If the third and the eighth terms of an AP are 9 and -6 respectively, which term of this AP is zero?

• A. $6^{th}$ term
• B. $5^{th}$ term
• C. $2^{nd}$ term
• D. $4^{th}$ term

Answer 1

The correct option is A $6^{th}$ term

It is given that $3^{rd}$ and $8^{th}$ term of AP are 9 and -6 respectively.

$\Rightarrow a_3=4\text{and}{a}_8=-6$.
Where, $a_3\text{and}{a}_8$ are third and eighth terms respectively.

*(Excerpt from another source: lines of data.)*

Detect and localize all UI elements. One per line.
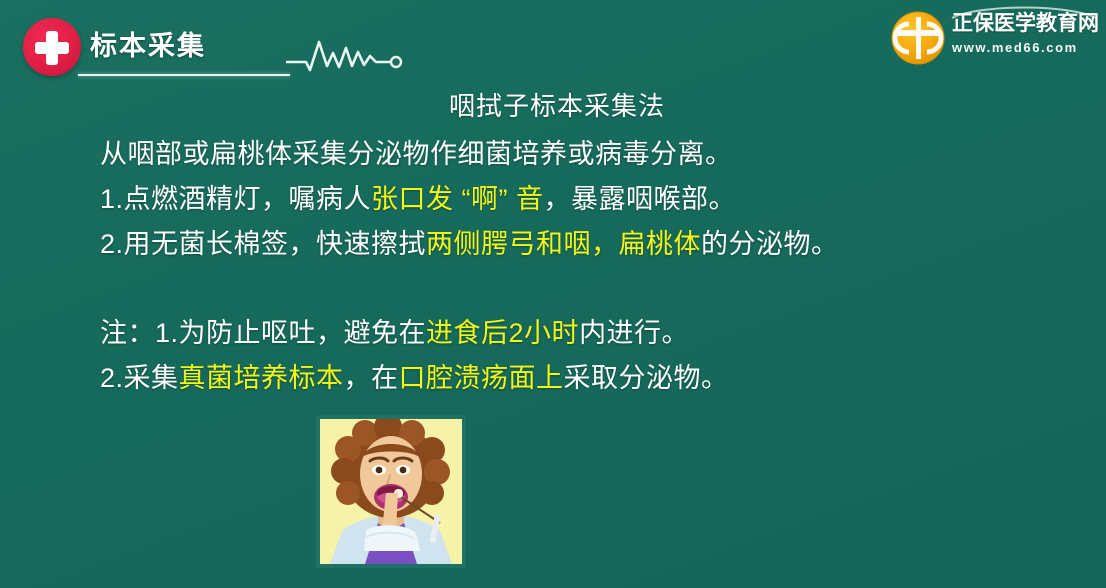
brand-logo: 正保医学教育网 www.med66.com — [876, 6, 1094, 72]
body-text: 注：1.为防止呕吐，避免在 — [100, 318, 426, 348]
body-text: ，暴露咽喉部。 — [544, 184, 737, 214]
content-spacer — [100, 267, 1106, 311]
page-title: 咽拭子标本采集法 — [0, 86, 1106, 126]
cross-bar-vertical — [46, 31, 58, 65]
highlight-text: 进食后2小时 — [426, 318, 579, 348]
header-divider — [78, 74, 290, 76]
content-line-note-1: 注：1.为防止呕吐，避免在进食后2小时内进行。 — [100, 311, 1106, 356]
highlight-text: 两侧腭弓和咽，扁桃体 — [426, 229, 701, 259]
content-line-step-1: 1.点燃酒精灯，嘱病人张口发 “啊” 音，暴露咽喉部。 — [100, 177, 1106, 222]
body-text: 1.点燃酒精灯，嘱病人 — [100, 184, 371, 214]
content-line-note-2: 2.采集真菌培养标本，在口腔溃疡面上采取分泌物。 — [100, 356, 1106, 401]
body-text: 的分泌物。 — [701, 229, 839, 259]
brand-text-block: 正保医学教育网 www.med66.com — [952, 11, 1092, 57]
content-line-intro: 从咽部或扁桃体采集分泌物作细菌培养或病毒分离。 — [100, 132, 1106, 177]
highlight-text: 真菌培养标本 — [179, 363, 344, 393]
brand-url: www.med66.com — [952, 39, 1092, 57]
med66-logo-icon — [890, 10, 946, 66]
highlight-text: 张口发 “啊” 音 — [371, 184, 544, 214]
body-text: ，在 — [344, 363, 399, 393]
header-title: 标本采集 — [90, 24, 206, 63]
slide-header: 标本采集 — [0, 0, 1106, 86]
slide-root: 标本采集 — [0, 0, 1106, 588]
ecg-waveform-icon — [286, 36, 406, 78]
slide-content: 咽拭子标本采集法 从咽部或扁桃体采集分泌物作细菌培养或病毒分离。1.点燃酒精灯，… — [0, 86, 1106, 401]
body-text: 采取分泌物。 — [564, 363, 729, 393]
body-text: 2.采集 — [100, 363, 179, 393]
throat-swab-illustration — [316, 415, 466, 568]
red-cross-icon — [23, 18, 81, 76]
body-text: 2.用无菌长棉签，快速擦拭 — [100, 229, 426, 259]
body-text: 从咽部或扁桃体采集分泌物作细菌培养或病毒分离。 — [100, 139, 733, 169]
body-text: 内进行。 — [579, 318, 689, 348]
highlight-text: 口腔溃疡面上 — [399, 363, 564, 393]
brand-name-cn: 正保医学教育网 — [952, 11, 1092, 37]
content-lines: 从咽部或扁桃体采集分泌物作细菌培养或病毒分离。1.点燃酒精灯，嘱病人张口发 “啊… — [0, 132, 1106, 401]
content-line-step-2: 2.用无菌长棉签，快速擦拭两侧腭弓和咽，扁桃体的分泌物。 — [100, 222, 1106, 267]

Using formula $a_n=a+(n-1)d$ to find $n^{th}$ term of arithmetic progression, we get

$9=a+(3-1)d$
$\Rightarrow 9=a+2d$ ..................(1)

and, $-6=a+(8-1)d$
$\Rightarrow -6=a+7d$..................(2)

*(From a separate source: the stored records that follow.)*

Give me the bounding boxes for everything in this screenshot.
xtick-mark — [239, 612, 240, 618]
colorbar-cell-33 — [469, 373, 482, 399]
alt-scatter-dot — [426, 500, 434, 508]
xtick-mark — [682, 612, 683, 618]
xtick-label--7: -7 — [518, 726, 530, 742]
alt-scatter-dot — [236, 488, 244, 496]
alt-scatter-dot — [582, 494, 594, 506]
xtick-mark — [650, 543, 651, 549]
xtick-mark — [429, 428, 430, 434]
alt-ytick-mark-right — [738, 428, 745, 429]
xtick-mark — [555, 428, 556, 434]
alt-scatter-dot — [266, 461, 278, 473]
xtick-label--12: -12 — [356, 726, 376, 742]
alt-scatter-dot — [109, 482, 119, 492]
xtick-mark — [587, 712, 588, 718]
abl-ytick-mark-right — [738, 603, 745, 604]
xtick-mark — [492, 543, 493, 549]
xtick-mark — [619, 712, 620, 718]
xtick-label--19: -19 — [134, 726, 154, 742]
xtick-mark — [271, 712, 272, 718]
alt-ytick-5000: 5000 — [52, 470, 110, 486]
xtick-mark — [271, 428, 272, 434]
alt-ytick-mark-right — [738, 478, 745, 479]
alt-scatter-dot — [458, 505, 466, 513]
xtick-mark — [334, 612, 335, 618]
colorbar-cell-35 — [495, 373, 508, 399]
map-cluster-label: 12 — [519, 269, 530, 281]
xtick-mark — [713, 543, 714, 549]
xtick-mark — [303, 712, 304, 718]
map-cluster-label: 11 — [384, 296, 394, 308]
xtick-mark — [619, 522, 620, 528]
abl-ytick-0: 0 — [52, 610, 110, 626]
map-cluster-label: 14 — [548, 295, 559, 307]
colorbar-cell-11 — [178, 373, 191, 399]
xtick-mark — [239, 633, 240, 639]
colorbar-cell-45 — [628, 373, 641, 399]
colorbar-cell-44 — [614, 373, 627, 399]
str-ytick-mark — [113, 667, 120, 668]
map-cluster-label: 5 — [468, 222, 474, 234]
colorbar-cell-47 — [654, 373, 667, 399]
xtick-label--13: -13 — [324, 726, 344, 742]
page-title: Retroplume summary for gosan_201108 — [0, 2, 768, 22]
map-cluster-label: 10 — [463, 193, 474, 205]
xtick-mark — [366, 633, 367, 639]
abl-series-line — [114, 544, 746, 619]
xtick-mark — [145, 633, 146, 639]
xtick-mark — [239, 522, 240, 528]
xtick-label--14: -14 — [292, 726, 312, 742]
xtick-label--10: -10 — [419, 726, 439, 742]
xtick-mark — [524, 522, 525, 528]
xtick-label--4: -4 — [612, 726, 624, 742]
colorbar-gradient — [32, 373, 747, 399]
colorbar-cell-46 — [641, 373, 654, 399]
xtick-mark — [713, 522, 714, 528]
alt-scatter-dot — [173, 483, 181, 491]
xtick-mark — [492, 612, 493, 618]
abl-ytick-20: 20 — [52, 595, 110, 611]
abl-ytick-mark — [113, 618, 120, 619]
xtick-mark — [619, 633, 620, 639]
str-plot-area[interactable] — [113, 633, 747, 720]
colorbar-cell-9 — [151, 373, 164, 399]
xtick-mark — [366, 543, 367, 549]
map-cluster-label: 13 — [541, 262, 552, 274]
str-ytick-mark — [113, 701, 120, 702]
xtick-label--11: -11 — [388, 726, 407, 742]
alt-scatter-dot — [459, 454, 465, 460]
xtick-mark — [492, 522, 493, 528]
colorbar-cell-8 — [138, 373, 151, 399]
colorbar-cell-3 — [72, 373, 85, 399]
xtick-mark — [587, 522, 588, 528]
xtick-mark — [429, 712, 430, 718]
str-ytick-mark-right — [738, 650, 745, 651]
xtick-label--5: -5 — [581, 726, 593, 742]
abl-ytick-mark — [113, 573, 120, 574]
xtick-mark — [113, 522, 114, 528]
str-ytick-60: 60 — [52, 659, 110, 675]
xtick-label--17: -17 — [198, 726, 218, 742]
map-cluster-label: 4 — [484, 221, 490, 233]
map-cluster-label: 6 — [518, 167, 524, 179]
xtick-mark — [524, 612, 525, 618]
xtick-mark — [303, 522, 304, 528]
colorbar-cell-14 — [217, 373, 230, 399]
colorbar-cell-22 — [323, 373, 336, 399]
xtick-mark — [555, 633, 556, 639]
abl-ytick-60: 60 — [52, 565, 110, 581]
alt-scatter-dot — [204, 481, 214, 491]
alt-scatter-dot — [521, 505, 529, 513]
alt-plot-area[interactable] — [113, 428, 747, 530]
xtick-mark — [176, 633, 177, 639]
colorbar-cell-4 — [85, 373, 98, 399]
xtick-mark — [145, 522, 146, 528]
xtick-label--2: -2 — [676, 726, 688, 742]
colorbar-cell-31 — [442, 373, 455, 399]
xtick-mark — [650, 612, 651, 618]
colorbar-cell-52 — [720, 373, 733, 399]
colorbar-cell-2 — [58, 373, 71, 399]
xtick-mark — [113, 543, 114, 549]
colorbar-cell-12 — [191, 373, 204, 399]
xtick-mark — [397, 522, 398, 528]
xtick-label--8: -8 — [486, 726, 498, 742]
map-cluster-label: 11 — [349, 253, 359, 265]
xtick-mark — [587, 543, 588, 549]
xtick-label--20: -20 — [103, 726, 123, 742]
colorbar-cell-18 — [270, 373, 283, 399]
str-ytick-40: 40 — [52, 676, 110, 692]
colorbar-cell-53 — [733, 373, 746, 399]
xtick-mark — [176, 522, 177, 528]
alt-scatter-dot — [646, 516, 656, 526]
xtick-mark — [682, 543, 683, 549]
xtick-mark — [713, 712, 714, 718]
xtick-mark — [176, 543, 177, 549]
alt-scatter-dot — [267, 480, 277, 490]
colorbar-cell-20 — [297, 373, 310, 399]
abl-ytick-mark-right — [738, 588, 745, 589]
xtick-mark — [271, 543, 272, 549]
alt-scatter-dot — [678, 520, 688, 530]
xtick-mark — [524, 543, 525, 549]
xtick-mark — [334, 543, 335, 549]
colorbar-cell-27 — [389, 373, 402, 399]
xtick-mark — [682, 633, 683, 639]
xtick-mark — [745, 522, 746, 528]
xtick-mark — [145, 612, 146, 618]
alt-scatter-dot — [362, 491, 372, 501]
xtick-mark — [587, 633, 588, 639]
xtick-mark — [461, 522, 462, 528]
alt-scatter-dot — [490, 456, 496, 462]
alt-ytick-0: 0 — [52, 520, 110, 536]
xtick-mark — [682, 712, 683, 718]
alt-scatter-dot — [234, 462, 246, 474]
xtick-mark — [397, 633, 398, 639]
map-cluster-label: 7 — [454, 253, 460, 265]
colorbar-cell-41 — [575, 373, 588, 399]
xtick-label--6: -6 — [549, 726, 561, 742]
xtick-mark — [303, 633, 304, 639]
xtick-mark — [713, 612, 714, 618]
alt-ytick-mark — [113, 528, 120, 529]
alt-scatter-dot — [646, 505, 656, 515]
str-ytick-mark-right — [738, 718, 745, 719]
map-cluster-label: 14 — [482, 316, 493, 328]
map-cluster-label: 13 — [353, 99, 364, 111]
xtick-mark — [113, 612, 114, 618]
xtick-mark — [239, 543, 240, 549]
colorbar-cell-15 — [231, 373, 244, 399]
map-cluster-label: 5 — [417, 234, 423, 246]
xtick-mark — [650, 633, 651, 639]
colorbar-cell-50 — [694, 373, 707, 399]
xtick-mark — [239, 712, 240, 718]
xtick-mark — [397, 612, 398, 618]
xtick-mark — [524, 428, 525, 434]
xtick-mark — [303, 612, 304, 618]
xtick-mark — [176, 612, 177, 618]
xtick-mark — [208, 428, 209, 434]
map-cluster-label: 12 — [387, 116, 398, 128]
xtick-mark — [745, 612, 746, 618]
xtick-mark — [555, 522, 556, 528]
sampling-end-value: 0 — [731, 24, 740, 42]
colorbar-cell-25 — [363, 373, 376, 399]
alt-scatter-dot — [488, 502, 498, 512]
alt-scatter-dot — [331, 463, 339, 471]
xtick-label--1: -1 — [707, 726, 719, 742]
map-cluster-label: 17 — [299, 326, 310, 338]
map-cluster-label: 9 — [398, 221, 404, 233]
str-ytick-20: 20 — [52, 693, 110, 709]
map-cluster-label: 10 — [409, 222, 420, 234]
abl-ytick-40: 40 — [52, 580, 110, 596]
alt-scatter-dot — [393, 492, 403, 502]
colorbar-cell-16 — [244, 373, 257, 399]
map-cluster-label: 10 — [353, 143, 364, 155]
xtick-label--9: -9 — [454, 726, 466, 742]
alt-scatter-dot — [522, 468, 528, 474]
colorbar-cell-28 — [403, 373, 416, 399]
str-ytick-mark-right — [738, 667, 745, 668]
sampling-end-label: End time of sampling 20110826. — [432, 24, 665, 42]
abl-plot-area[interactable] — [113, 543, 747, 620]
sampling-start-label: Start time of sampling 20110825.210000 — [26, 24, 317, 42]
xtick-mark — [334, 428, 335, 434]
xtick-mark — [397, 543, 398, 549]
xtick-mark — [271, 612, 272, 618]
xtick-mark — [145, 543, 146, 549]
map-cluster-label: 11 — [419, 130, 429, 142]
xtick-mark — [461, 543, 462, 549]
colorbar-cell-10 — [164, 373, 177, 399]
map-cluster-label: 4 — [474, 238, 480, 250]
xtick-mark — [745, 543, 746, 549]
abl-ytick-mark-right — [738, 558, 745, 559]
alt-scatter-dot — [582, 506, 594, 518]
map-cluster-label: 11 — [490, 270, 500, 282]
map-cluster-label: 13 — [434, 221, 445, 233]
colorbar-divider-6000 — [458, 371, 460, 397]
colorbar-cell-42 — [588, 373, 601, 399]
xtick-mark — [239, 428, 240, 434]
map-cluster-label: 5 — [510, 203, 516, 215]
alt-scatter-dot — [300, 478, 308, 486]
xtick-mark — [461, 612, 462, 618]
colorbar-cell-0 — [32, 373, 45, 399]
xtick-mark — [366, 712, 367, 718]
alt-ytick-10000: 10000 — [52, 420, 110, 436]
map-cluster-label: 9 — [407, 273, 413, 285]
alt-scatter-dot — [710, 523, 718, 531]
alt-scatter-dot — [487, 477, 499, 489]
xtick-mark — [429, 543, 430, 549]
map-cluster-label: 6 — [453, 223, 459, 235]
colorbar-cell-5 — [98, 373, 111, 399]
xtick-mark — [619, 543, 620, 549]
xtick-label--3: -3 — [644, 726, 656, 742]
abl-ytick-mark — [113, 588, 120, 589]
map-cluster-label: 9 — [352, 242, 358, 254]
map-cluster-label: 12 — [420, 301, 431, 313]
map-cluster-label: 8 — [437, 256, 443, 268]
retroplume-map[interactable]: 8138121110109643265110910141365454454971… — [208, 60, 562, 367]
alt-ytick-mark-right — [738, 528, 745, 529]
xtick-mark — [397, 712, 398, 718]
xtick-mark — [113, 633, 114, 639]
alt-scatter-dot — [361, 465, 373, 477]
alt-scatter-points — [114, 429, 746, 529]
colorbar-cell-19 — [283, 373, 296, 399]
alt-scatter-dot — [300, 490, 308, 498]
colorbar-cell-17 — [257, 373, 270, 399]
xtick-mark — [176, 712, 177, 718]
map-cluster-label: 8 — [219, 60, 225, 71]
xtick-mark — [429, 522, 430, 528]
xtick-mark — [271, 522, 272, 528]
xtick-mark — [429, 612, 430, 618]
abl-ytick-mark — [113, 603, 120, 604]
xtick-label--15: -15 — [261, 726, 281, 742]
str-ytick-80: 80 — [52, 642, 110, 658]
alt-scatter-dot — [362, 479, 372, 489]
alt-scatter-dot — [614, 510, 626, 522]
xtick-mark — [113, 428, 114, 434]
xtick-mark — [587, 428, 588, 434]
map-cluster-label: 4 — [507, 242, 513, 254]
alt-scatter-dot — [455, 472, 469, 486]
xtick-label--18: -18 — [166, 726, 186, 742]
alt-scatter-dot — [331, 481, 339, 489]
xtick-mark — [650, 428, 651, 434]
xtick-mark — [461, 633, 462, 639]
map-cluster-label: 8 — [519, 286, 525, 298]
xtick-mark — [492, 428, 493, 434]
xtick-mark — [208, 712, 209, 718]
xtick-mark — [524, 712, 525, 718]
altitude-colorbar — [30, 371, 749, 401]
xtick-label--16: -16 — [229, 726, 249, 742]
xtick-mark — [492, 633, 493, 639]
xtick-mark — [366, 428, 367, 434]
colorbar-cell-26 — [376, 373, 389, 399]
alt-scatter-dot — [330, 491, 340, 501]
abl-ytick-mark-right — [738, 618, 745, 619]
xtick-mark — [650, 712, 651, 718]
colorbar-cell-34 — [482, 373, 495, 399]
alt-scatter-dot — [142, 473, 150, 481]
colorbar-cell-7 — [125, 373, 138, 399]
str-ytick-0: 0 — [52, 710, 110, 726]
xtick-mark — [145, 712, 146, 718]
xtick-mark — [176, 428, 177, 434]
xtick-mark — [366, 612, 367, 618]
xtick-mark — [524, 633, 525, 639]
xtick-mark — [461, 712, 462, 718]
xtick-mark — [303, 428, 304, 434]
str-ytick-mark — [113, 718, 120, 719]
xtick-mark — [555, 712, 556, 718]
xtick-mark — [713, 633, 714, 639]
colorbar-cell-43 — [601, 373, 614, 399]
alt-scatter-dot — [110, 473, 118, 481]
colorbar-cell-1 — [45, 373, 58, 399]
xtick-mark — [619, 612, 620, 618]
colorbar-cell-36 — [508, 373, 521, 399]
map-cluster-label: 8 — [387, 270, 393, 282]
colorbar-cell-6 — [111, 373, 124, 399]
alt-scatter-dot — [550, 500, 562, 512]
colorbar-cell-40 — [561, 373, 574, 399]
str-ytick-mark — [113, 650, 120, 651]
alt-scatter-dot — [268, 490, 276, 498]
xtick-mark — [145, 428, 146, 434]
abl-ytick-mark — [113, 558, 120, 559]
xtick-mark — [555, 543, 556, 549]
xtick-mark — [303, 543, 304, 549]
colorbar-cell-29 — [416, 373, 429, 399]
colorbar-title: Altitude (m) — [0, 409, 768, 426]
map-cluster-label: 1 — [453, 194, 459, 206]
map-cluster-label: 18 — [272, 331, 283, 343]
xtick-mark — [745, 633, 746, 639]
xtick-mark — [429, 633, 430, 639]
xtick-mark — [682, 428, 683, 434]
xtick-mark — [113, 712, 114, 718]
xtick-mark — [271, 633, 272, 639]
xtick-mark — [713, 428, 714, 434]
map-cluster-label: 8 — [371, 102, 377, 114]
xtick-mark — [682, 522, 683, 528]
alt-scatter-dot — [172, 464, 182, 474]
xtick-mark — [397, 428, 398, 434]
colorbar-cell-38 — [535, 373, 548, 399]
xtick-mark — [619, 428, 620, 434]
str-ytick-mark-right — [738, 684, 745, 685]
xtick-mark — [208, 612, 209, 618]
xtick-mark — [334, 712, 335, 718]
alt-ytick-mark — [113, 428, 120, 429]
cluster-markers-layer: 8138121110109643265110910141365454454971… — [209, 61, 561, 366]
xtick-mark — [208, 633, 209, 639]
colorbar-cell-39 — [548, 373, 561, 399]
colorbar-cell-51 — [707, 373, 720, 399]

These are equations in two variables. Let’s solve them using the method of substitution.
Using equation $9=a+2d$ we can say that $a=9-2d$

Putting value of '$a$' in (2), we get
$-6=9-2d+7d$
$\Rightarrow -15=5d$
$\Rightarrow d=-\frac{15}{5}=-3$

Substituting '$d$' in (2), we get
$-6=a+7(-3)$
$\Rightarrow$$-6=a-21$
$\Rightarrow$$a=15$

Therefore, first term $a=15$ and Common Difference $d=-6$

We want to know which term is equal to zero.
Using formula $a_n=a+(n-1)d$ to find $n^{th}$ term of arithmetic progression, we get
$0=15+(n-1)(-3)$
$\Rightarrow 0=15-3n+3$
$\Rightarrow 0=18-3n$
$\Rightarrow 3n=18$
$\Rightarrow n=\frac{18}{3}=6$

Therefore, $6^{th}$ term of the AP is equal to 0.